Historical garment-making can reanimate the past – but it takes rigour and skill to elevate the clothing beyond fancy dress and towards authentic reproduction.
“It always starts with research, whether I’m making something for television, reenactments, a museum piece or anything else,” says Ninya Mikhaila of The Tudor Tailor.
“Everything that’s on show, whether it’s inside or outside, is done by hand, and there are quite a lot of processes in period dress that you can only do in this way,” she adds.
“There’s a lot of hand sewing involved, and most of the garments are made of more than one layer so that they’re lined, if not also interlined. It’s not exactly like modern tailoring.”
The making of a maker
If you’re interested in historical garment-making (or cultural heritage more broadly), there’s a good chance you’re already familiar with Mikhaila’s work. Her reconstructions of period dress have appeared in the BBC series A Stitch In Time, on the big screen in the 2022 film The Lost King, and in exhibitions for institutions including the National Trust, English Heritage and the Royal Armouries. A fascination with the past has underpinned every detail.
“The one subject I enjoyed at school was history – whenever my teacher spoke about the Wars of the Roses, Henry VIII and his six wives, and all of that, I was absolutely transfixed,” says Mikhaila.
“And then my mum has always sewn. She made clothes for me and my sister in the 1970s, and we stuck out like sore thumbs where we lived in East London,” she says.
“My family has a history of tailoring, and I recently discovered that this goes back further than I thought, as my great-great-grandfather was a tailor working in Glasgow. I have his certificate from when he was awarded the freedom of the city.”
Mikhaila resolved to follow in the family’s garment-making tradition – but with her own historical approach.
“What I wanted to do was to make museum-quality reconstructions, so after I graduated from the London College of Fashion in 1994, I started my business straightaway. I had an inherent belief that I would be able to make things.”
Old ways
When it comes to making a reconstruction fit for a museum – or indeed for a keen historical reenactor – the methods of modern garment-making often won’t cut it.
“There are very specific skills involved, including using canvas to shape aspects of the garment,” says Mikhaila.
“I also do a lot of stiffening, especially when I’m recreating 16th century dress which requires stiffening and padding for both male and female garments.”
“Towards the end of that century the fashion for women’s bodies became very elongated and flattened, and so the stiffening needs to be there to achieve the look.”
Mikhaila is far from the only craftsperson practising historic techniques to faithfully recreate bygone fashions.
“There’s a community that’s grown out of reenactment and living history events, where craftspeople have evolved because reenactors have wanted the things that no longer exist,” she says.
“It started back in the ’70s when people used to just buy second-hand stuff and use things like old blankets, but now there are some really talented shoemakers and people that do other sorts of leatherwork and metalwork.

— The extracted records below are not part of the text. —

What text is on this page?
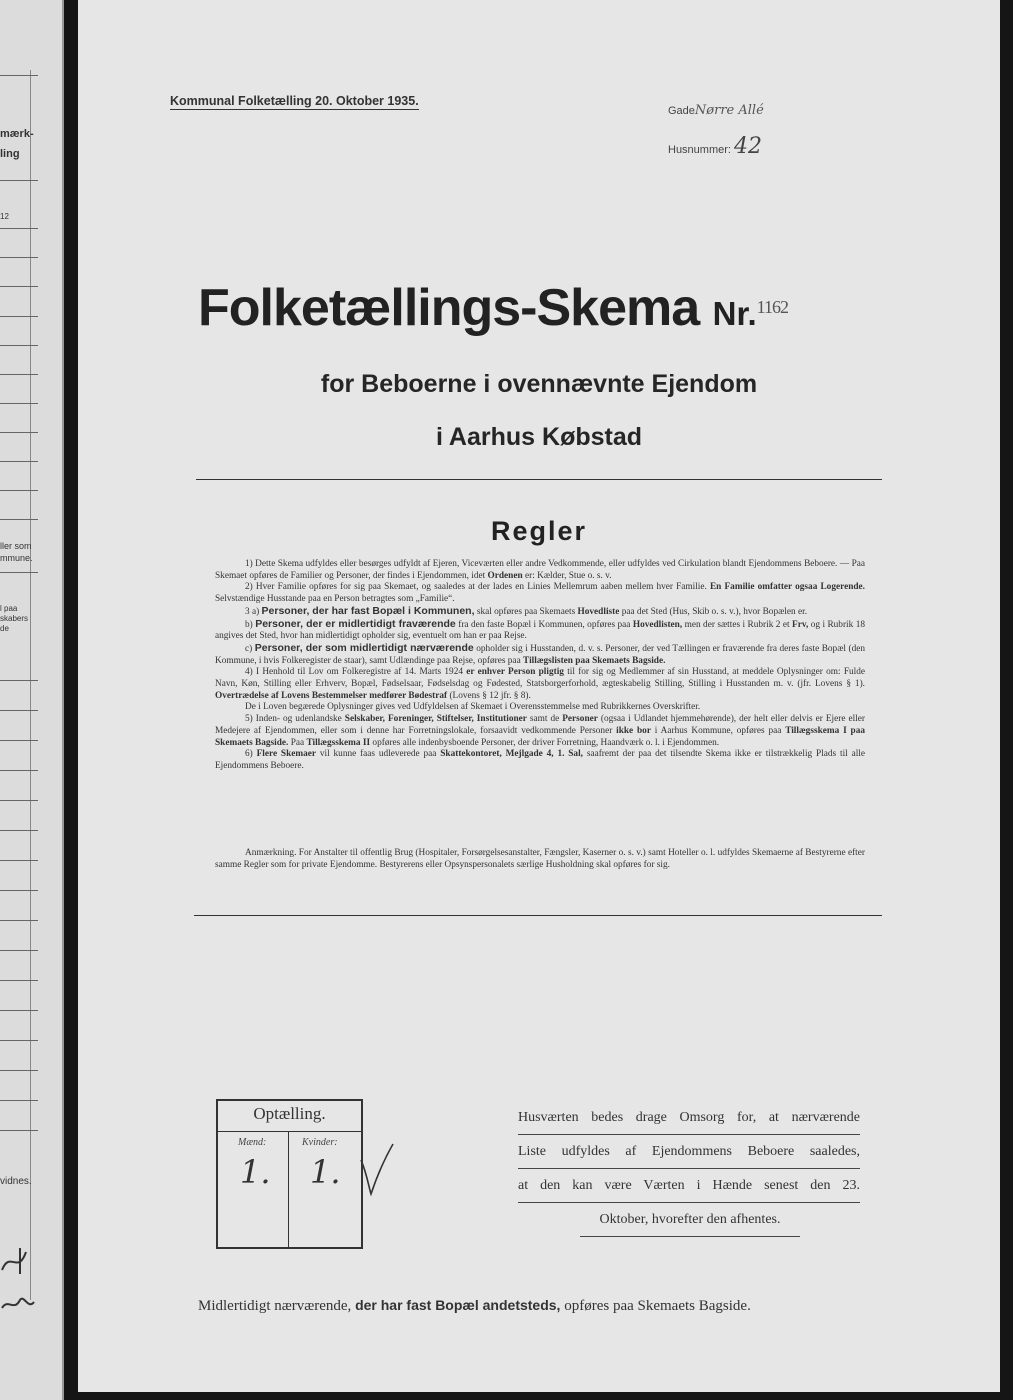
mærk-
ling
12
ller som
mmune.
l paa
skabers
de
vidnes.
Kommunal Folketælling 20. Oktober 1935.
GadeNørre Allé
Husnummer: 42
Folketællings-Skema Nr.$^{1162}$
for Beboerne i ovennævnte Ejendom
i Aarhus Købstad
Regler

1) Dette Skema udfyldes eller besørges udfyldt af Ejeren, Viceværten eller andre Vedkommende, eller udfyldes ved Cirkulation blandt Ejendommens Beboere. — Paa Skemaet opføres de Familier og Personer, der findes i Ejendommen, idet Ordenen er: Kælder, Stue o. s. v.

2) Hver Familie opføres for sig paa Skemaet, og saaledes at der lades en Linies Mellemrum aaben mellem hver Familie. En Familie omfatter ogsaa Logerende. Selvstændige Husstande paa en Person betragtes som „Familie“.

3 a) Personer, der har fast Bopæl i Kommunen, skal opføres paa Skemaets Hovedliste paa det Sted (Hus, Skib o. s. v.), hvor Bopælen er.

b) Personer, der er midlertidigt fraværende fra den faste Bopæl i Kommunen, opføres paa Hovedlisten, men der sættes i Rubrik 2 et Frv, og i Rubrik 18 angives det Sted, hvor han midlertidigt opholder sig, eventuelt om han er paa Rejse.

c) Personer, der som midlertidigt nærværende opholder sig i Husstanden, d. v. s. Personer, der ved Tællingen er fraværende fra deres faste Bopæl (den Kommune, i hvis Folkeregister de staar), samt Udlændinge paa Rejse, opføres paa Tillægslisten paa Skemaets Bagside.

4) I Henhold til Lov om Folkeregistre af 14. Marts 1924 er enhver Person pligtig til for sig og Medlemmer af sin Husstand, at meddele Oplysninger om: Fulde Navn, Køn, Stilling eller Erhverv, Bopæl, Fødselsaar, Fødselsdag og Fødested, Statsborgerforhold, ægteskabelig Stilling, Stilling i Husstanden m. v. (jfr. Lovens § 1). Overtrædelse af Lovens Bestemmelser medfører Bødestraf (Lovens § 12 jfr. § 8).

De i Loven begærede Oplysninger gives ved Udfyldelsen af Skemaet i Overensstemmelse med Rubrikkernes Overskrifter.

5) Inden- og udenlandske Selskaber, Foreninger, Stiftelser, Institutioner samt de Personer (ogsaa i Udlandet hjemmehørende), der helt eller delvis er Ejere eller Medejere af Ejendommen, eller som i denne har Forretningslokale, forsaavidt vedkommende Personer ikke bor i Aarhus Kommune, opføres paa Tillægsskema I paa Skemaets Bagside. Paa Tillægsskema II opføres alle indenbysboende Personer, der driver Forretning, Haandværk o. l. i Ejendommen.

6) Flere Skemaer vil kunne faas udleverede paa Skattekontoret, Mejlgade 4, 1. Sal, saafremt der paa det tilsendte Skema ikke er tilstrækkelig Plads til alle Ejendommens Beboere.

Anmærkning. For Anstalter til offentlig Brug (Hospitaler, Forsørgelsesanstalter, Fængsler, Kaserner o. s. v.) samt Hoteller o. l. udfyldes Skemaerne af Bestyrerne efter samme Regler som for private Ejendomme. Bestyrerens eller Opsynspersonalets særlige Husholdning skal opføres for sig.

Optælling.
Mænd:	Kvinder:
1. 1.
Husværten bedes drage Omsorg for, at nærværende
Liste udfyldes af Ejendommens Beboere saaledes,
at den kan være Værten i Hænde senest den 23.
Oktober, hvorefter den afhentes.
Midlertidigt nærværende, der har fast Bopæl andetsteds, opføres paa Skemaets Bagside.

They’ve revived their crafts.”
New interpretations
You might expect historical garment recreation to be frozen in time; a steady snapshot of the past. In fact, the field is constantly evolving, as new findings – including those of Mikhaila and her The Tudor Tailor co-founder, Jane Malcolm-Davies – continue to shed light on how our forebears really dressed.
“In any serious research you have to let go of things that you thought you knew in order to accept a new truth, and that happened to us quite a few times,” says Mikhaila.

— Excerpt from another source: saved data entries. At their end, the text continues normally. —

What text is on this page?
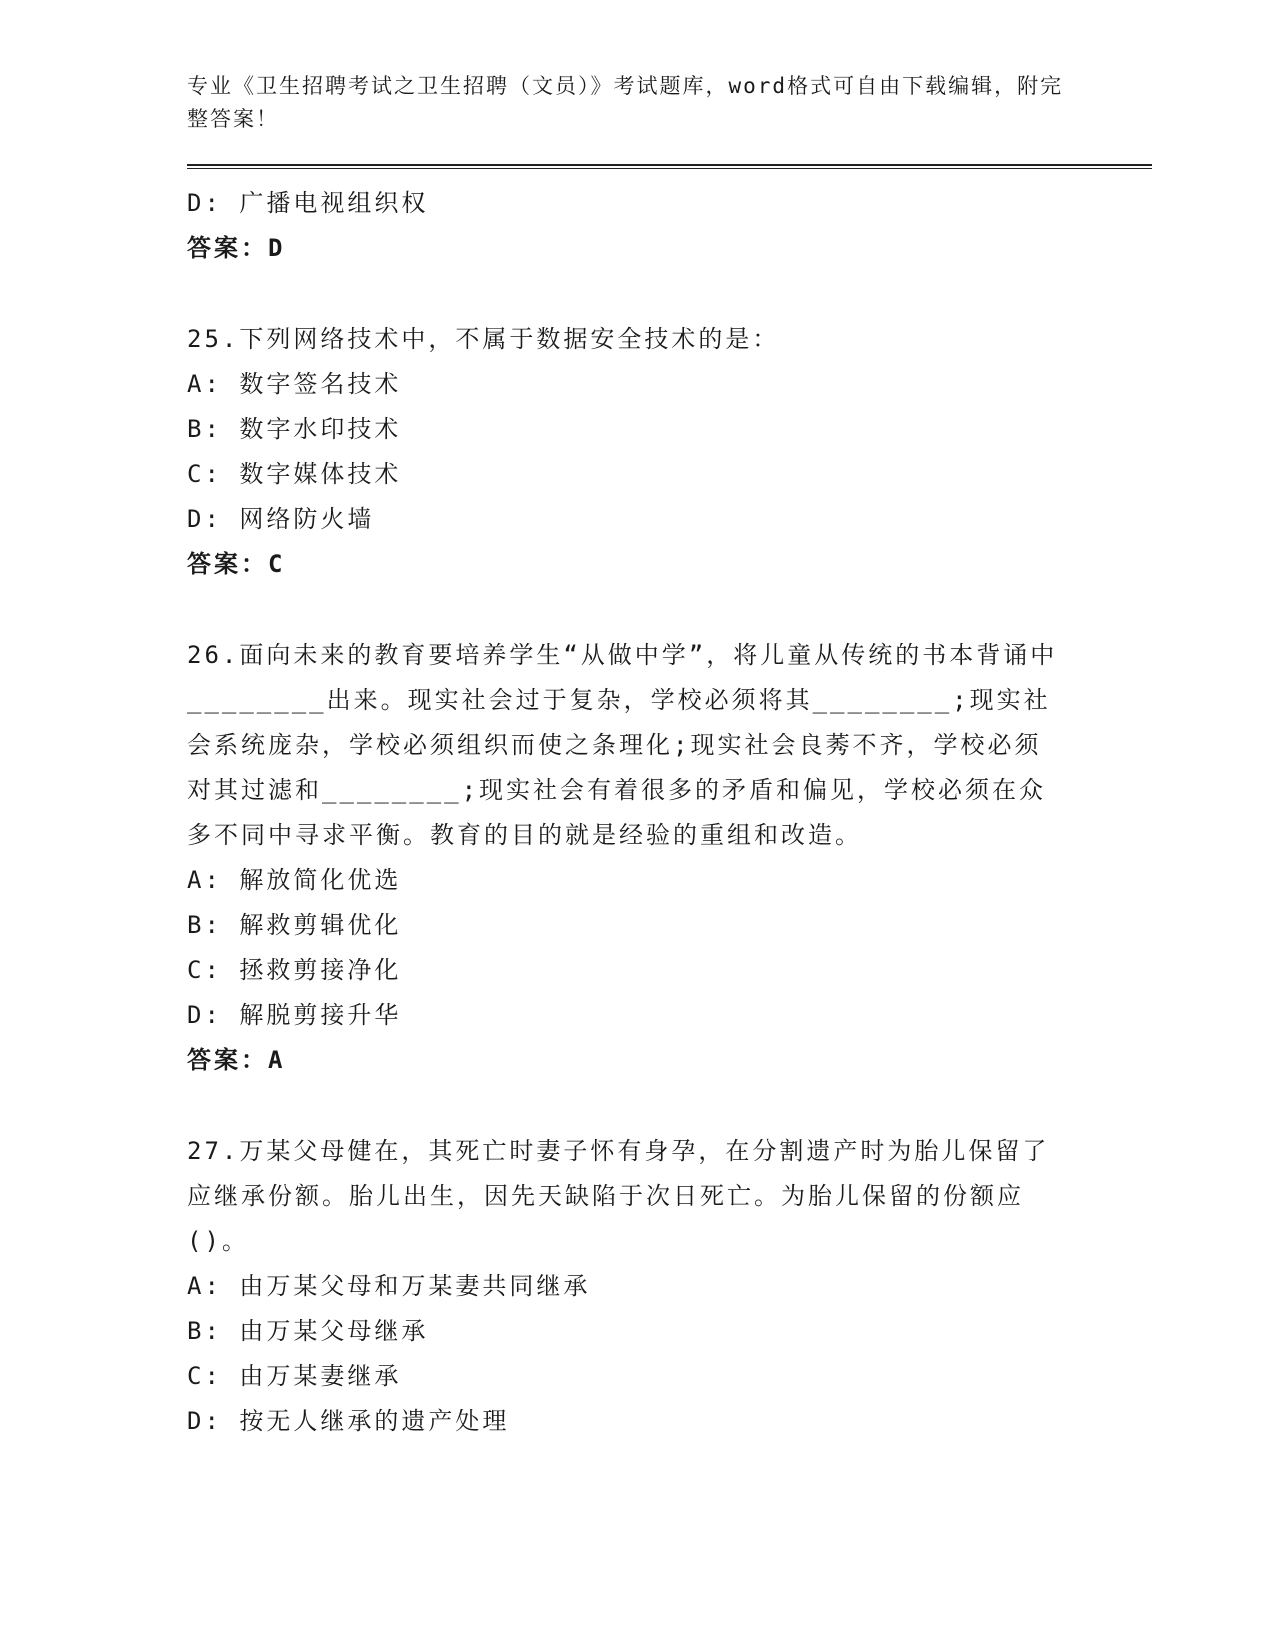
专业《卫生招聘考试之卫生招聘（文员）》考试题库，word格式可自由下载编辑，附完整答案！

D: 广播电视组织权

答案：D

25.下列网络技术中，不属于数据安全技术的是：

A: 数字签名技术

B: 数字水印技术

C: 数字媒体技术

D: 网络防火墙

答案：C

26.面向未来的教育要培养学生“从做中学”，将儿童从传统的书本背诵中________出来。现实社会过于复杂，学校必须将其________;现实社会系统庞杂，学校必须组织而使之条理化;现实社会良莠不齐，学校必须对其过滤和________;现实社会有着很多的矛盾和偏见，学校必须在众多不同中寻求平衡。教育的目的就是经验的重组和改造。

A: 解放简化优选

B: 解救剪辑优化

C: 拯救剪接净化

D: 解脱剪接升华

答案：A

27.万某父母健在，其死亡时妻子怀有身孕，在分割遗产时为胎儿保留了应继承份额。胎儿出生，因先天缺陷于次日死亡。为胎儿保留的份额应()。

A: 由万某父母和万某妻共同继承

B: 由万某父母继承

C: 由万某妻继承

D: 按无人继承的遗产处理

“Think of the ‘bog bodies’ that have been buried in the earth. When they are found, somebody is revealed with their clothes – and because we have so few examples to go on, the new discovery can very easily change everything you thought you knew. It’s disconcerting and exciting at the same time.”
The Tudor Tailor’s recent research has focused on ordinary folk in Tudor times, whose clothing was relatively little documented.
“It’s much, much harder to find that information than it is for those of the elite, because ordinary people didn’t have their portraits painted and they weren’t necessarily writing things down in the same way,” she says.
“To get enough of a picture, you have to do a lot of detective work and gather the little snippets and fragments of information that are scattered through the source material.”
The power of reconstruction
While the past – that of the bog bodies, the Tudors, or even ourselves – grows more distant every second, reconstruction has the potential to bring it closer in physical fact. With every historical finding (or advancement in its application) comes a slightly purer echo of how we were and how we dressed.
“It is quite powerful – both the making experience and the wearing experience,” says Mikhaila.
“You can’t help but make connections with people in the past, whether they’re real or imagined. When I make these reconstructions, I feel connected to the people who have always made clothes in the same ways.”
All those who love heritage and history may recognise Mikhaila’s experience – that spark of shared humanity that leaps between Now and Then when we hold ourselves close to the past. It’s a feeling beyond recreation.